BOOK MATTERS

Salman Khan, author of The One World Schoolhouse: Education Reimagined (Twelve Books), needs no introduction, even though he has nothing to do with Bollywood. Named one of Time magazine’s “100 Most Influential People in the World” in 2012, he is the founder of Khan Academy, a virtual university reaching five million unique visitors every month. Over 15,000 classrooms in 234 countries use the lessons and software produced by the academy. How did this nonprofit, incorporated only in 2008, become such a phenomenon in a short time? The answer, simply put, is “Teaching” with a capital T. “I wanted to teach the way I wished that I myself had been taught,” Khan writes. “Which is to say, I hoped to convey the sheer joy of learning, the thrill of understanding the universe.” Eschewing a top-down model with its narrowly defined classrooms, Khan advocates a creative and more accessible, flexible approach. He points out, among other things, why learning and credentialing should be separate. Khan, who has an MBA from Harvard and three degrees from MIT, worked for a hedge fund before turning to education.
And Laughter Fell from the
Sky (William Morrow) is Jyotsna
Sreenivasan’s debut novel for
adults. She focused on children’s
fiction previously, and also wrote
three nonfiction books, including
one on the activist Ela Bhatt.
For her novel, Sreenivasan drew
inspiration not only from her experiences
as a daughter of Indian
immigrants, but from The House of
Mirth, a novel by Edith Wharton. The character Lily was
fascinating and frustrating because “her situation—the
need she felt to fit into her society by marrying the right
kind of person—seemed so similar to the situation
faced by many Indian-Americans,” writes Sreenivasan,
adding, “So, I wanted to explore a Lily-type character
who is a modern-day Indian-American woman.” Enter
Rasika. This dutiful daughter agrees to go along with
her family’s plans for her, although she is accomplished
and financially independent. That changes when she
reconnects with Abhay, an old family friend. They seem
to have little in common, but Rasika is attracted to him.
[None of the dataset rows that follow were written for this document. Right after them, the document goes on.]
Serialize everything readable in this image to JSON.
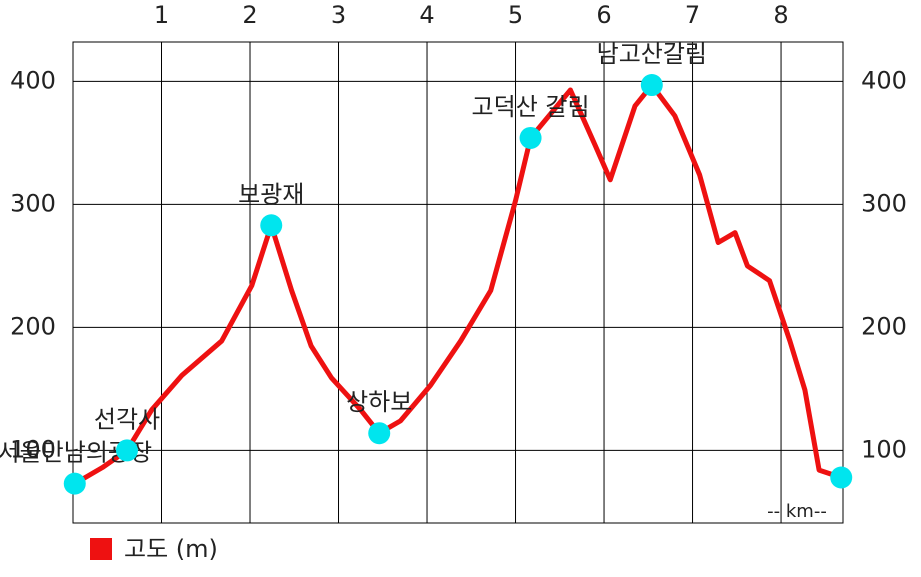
{
  "chart_data": {
    "type": "line",
    "x": [
      0.02,
      0.33,
      0.61,
      0.89,
      1.23,
      1.68,
      2.02,
      2.24,
      2.47,
      2.69,
      2.92,
      3.25,
      3.46,
      3.7,
      4.04,
      4.38,
      4.72,
      5.0,
      5.17,
      5.62,
      5.9,
      6.07,
      6.35,
      6.54,
      6.8,
      7.08,
      7.29,
      7.48,
      7.62,
      7.87,
      8.1,
      8.27,
      8.43,
      8.68
    ],
    "series": [
      {
        "name": "고도 (m)",
        "color": "#ee1111",
        "values": [
          73,
          86,
          100,
          133,
          161,
          189,
          234,
          283,
          230,
          185,
          159,
          133,
          114,
          124,
          153,
          189,
          230,
          303,
          354,
          393,
          348,
          320,
          380,
          397,
          372,
          324,
          269,
          277,
          250,
          238,
          189,
          149,
          84,
          78
        ]
      }
    ],
    "points": {
      "color": "#00e5ee",
      "x": [
        0.02,
        0.61,
        2.24,
        3.46,
        5.17,
        6.54,
        8.68
      ],
      "values": [
        73,
        100,
        283,
        114,
        354,
        397,
        78
      ],
      "labels": [
        "서울만남의광장",
        "선각사",
        "보광재",
        "상하보",
        "고덕산 갈림",
        "남고산갈림",
        null
      ]
    },
    "annotation": "-- km--",
    "xlim": [
      0,
      8.7
    ],
    "ylim": [
      41,
      432
    ],
    "xticks": [
      1,
      2,
      3,
      4,
      5,
      6,
      7,
      8
    ],
    "yticks": [
      100,
      200,
      300,
      400
    ],
    "grid": true
  }
}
Sreenivasan created an online Gender Equality Bookstore
and a website called SecondGenStories.
In Tarun Tejpal’s The Story of
My Assassins (Melville House),
five assassins are out to get the
narrator, who is an India-based
investigative journalist and a
philanderer. He has no problem,
and is even pleased, when his
mistress comes to the defense
of the assassins. Why? Because
the narrator’s mistress, who sees
the assassins as mere pawns in a larger dirty game, becomes more amorous when she is
drawn to another passion—activism. This may sound
bizarrely funny. True, it’s fiction, but the broader outlines
of the story were inspired by Tejpal’s own experiences
as a muckraking journalist and founding editor of Tehelka,
a newsweekly. Known for its explosive exposés of
corruption and criminality in India, Tehelka almost went
out of business due to pressure from high places. But it
survived, with vigorous public support, and continues
to thrive under the editorship of Shoma Chaudhury. As
for Tejpal’s latest novel (his second), it is “a masterful
account of 21st-century ambition, inequality, and power
from one of India’s most fearless writers,” according to
author Katherine Boo.
Aatish Taseer’s Stranger to
History: A Son’s Journey Through
Islamic Lands (Graywolf Press)
finally gets its well-deserved release
in the U.S. Earlier, it was
published to acclaim in India and
the U.K. He is the son of Indian
journalist Tavleen Singh and the
late Salmaan Taseer, a Pakistani
governor who was murdered
last year because of his opposition
to blasphemy laws targeting minorities. Aatish Taseer’s journey from Turkey and Saudi Arabia to Iran
and Pakistan is more than a travelogue. It’s a memoir,
even a quest to understand his complex heritage straddling
two religions and two nations. He reflects on his
troubled relationship with a largely absent father, and
his attempts to reconcile with him. “My aim was to
tie together the two threads of experience from that
summer: the new, energized Islamic identity working
on young Muslims and my own late discovery of my
father’s religion,” Taseer writes. The book was finished
well before his father’s untimely death, but it ends with
another tragic event: the assassination of Benazir Bhutto.
His novels are titled The Temple-Goers and Noon.